Laut gefilterten und analysierten Daten, die von teilnehmenden StorageReview.com-Lesern gesammelt wurden, ist ein Vorgänger des
Samsung SpinPoint P120, das

Samsung SpinPoint P80
, ist zuverlässiger als

der anderen Initiativen in der Umfrage, die eine bestimmte Mindestbeteiligung erreichen.

Bitte beachten Sie, dass sich die oben fettgedruckten Prozentsätze ändern können, sobald weitere Informationen gesammelt und analysiert wurden. Weitere Informationen, die Möglichkeit, Ihre Erfahrungen mit diesen und/oder anderen Laufwerken einzutragen, sowie die vollständigen Ergebnisse finden Sie in der SR-Umfrage zur Laufwerkszuverlässigkeit.

 


 

 

Fazit

Während es bei einfachen Produktivitätsanwendungen eine ordentliche Leistung liefert, gerät das Samsung SpinPoint P120 ins Straucheln, wenn es um High-End-Bearbeitungssoftware und moderne Unterhaltungstitel geht. Besonders enttäuschend ist die Spieleleistung des Geräts – aufgrund seines attraktiven Preises kommt das P120 wahrscheinlich in die engere Wahl für diejenigen, die ein kostengünstiges Gerät bauen möchten. Zu Samsungs Verteidigung müssen wir anmerken, dass das P120 bereits seit fast einem Jahr erhältlich ist und nicht über die Leistungsvorteile verfügt, die die enorme Kapazität eines Deskstar 7K500 oder Caviar RE2 manchmal mit sich bringt. Das Unternehmen hat kürzlich ein 3-GB-Design mit drei Platten angekündigt, das mit diesen größeren Laufwerken konkurrenzfähig sein könnte.

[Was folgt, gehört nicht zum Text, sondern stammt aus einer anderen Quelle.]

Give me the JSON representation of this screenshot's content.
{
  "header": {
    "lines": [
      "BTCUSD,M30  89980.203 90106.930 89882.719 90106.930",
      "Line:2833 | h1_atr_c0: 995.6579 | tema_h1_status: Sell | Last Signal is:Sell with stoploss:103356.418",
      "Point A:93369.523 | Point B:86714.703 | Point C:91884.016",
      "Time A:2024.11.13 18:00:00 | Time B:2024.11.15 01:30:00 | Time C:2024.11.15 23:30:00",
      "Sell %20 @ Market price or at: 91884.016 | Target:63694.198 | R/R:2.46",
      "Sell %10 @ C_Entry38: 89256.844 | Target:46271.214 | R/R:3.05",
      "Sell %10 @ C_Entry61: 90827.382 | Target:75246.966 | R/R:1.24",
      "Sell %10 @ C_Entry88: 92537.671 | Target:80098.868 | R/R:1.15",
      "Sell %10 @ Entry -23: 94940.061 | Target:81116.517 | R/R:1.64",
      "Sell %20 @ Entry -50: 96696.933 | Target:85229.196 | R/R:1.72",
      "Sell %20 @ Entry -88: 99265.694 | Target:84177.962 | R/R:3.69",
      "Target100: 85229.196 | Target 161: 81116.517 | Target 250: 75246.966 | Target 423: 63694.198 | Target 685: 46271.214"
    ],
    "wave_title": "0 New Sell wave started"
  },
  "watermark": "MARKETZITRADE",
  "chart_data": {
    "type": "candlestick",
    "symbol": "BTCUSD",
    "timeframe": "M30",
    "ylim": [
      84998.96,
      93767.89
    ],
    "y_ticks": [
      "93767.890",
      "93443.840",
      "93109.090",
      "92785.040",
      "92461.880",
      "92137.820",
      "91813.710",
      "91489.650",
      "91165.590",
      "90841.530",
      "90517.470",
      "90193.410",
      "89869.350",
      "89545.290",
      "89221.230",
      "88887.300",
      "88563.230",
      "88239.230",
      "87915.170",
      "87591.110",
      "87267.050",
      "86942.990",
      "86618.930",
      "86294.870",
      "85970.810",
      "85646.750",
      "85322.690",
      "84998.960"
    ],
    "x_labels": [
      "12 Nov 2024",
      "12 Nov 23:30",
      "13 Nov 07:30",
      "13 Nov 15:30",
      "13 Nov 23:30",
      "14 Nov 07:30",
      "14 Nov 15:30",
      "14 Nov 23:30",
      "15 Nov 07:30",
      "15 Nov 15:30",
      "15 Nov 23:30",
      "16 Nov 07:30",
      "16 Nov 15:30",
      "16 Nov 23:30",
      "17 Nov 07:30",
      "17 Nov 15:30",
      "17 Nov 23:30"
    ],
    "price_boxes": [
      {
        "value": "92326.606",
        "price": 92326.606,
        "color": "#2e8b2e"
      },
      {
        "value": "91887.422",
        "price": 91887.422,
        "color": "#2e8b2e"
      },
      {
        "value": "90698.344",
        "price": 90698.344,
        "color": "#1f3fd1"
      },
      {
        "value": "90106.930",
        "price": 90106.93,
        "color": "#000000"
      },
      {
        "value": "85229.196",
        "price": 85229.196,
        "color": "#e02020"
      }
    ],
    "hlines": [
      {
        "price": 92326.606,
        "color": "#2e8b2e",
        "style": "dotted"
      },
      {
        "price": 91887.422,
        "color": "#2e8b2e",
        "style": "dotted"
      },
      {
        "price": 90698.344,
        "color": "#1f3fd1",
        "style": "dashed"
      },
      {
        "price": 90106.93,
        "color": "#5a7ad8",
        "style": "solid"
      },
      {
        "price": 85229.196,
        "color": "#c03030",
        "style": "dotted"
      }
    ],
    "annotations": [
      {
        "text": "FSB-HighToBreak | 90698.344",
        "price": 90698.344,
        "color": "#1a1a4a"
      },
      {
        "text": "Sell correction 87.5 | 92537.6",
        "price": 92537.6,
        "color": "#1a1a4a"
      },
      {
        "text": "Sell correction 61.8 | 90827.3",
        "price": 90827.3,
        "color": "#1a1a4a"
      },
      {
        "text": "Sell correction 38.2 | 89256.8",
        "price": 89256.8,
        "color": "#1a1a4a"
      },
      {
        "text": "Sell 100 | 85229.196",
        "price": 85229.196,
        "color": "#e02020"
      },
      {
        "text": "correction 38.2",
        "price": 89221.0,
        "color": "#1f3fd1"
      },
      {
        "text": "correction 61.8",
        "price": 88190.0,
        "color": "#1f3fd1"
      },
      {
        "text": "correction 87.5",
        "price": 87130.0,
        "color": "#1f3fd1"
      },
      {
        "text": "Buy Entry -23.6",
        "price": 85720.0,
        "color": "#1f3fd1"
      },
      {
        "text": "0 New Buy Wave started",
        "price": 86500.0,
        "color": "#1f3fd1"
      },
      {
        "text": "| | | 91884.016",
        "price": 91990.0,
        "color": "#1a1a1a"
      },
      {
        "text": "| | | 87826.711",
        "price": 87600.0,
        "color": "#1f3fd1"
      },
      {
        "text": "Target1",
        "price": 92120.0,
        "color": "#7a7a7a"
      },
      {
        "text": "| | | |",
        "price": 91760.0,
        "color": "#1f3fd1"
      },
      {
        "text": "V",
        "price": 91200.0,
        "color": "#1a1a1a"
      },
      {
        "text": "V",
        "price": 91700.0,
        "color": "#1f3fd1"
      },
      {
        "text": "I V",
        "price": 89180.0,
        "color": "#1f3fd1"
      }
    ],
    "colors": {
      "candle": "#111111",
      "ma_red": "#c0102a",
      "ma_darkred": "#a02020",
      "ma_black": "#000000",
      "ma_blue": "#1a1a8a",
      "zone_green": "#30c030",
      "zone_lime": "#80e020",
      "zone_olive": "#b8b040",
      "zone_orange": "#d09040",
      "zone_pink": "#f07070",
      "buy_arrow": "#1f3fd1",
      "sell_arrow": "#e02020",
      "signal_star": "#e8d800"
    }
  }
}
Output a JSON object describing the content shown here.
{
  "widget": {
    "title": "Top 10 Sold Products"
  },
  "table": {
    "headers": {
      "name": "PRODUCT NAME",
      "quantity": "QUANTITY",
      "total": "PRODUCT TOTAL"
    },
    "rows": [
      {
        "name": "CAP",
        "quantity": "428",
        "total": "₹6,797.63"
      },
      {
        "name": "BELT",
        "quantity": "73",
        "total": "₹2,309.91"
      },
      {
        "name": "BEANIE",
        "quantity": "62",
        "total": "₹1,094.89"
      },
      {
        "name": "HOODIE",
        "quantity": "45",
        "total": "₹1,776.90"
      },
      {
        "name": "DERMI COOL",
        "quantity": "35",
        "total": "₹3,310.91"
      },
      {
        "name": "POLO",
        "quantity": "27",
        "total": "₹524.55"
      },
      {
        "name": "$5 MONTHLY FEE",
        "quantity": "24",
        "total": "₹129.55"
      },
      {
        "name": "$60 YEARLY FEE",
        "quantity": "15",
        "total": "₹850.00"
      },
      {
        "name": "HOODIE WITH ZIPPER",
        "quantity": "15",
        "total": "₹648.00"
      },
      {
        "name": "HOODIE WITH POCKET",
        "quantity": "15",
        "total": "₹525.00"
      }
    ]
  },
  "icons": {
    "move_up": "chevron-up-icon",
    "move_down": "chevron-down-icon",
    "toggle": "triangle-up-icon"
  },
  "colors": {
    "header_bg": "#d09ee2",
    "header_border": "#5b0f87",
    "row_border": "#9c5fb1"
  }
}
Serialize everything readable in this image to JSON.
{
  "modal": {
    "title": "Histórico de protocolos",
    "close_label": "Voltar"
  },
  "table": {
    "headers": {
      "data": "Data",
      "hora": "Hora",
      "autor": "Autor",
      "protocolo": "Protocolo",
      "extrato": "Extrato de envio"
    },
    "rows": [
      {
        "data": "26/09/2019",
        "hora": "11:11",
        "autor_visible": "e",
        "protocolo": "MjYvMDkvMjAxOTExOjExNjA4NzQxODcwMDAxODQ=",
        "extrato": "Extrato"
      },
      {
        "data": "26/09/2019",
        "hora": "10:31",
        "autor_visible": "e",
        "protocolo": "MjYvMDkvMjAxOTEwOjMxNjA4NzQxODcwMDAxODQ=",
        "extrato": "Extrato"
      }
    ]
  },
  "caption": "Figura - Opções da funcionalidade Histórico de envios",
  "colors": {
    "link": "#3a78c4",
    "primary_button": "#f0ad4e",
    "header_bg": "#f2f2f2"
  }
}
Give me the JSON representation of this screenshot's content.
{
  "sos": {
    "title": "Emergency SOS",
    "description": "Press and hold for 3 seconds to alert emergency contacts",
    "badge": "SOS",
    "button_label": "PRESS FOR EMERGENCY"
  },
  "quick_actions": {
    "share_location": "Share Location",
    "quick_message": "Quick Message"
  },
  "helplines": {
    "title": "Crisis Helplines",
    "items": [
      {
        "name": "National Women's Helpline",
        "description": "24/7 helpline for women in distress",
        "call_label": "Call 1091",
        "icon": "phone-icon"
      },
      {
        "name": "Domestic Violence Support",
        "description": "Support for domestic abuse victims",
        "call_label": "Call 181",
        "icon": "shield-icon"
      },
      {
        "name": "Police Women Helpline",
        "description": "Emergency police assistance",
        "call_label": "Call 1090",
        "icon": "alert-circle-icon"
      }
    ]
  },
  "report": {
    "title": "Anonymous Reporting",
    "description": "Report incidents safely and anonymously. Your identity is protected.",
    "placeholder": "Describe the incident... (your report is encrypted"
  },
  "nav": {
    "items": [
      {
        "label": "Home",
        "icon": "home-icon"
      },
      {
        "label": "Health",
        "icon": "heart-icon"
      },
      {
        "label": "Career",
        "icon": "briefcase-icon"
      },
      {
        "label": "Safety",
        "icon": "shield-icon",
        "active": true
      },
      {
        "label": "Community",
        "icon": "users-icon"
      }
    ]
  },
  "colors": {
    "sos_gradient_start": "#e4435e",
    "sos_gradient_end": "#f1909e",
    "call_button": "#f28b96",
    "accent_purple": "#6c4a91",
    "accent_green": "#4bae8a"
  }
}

Hier und jetzt kann der SpinPoint P120 jedoch in puncto Akustik glänzen. Für sich genommen ist der Antrieb selbst eine äußerst leise Konstruktion. Darüber hinaus strahlt der SpinPoint dank seiner niedrigen Verlustleistungswerte weniger Wärme an seine Umgebung ab und erfordert daher weniger potenziell laute Kühlung. Daher kann der P120 eine Überlegung wert sein, wenn Akustik und kühler Betrieb wichtiger sind als reine Leistung und Kapazität.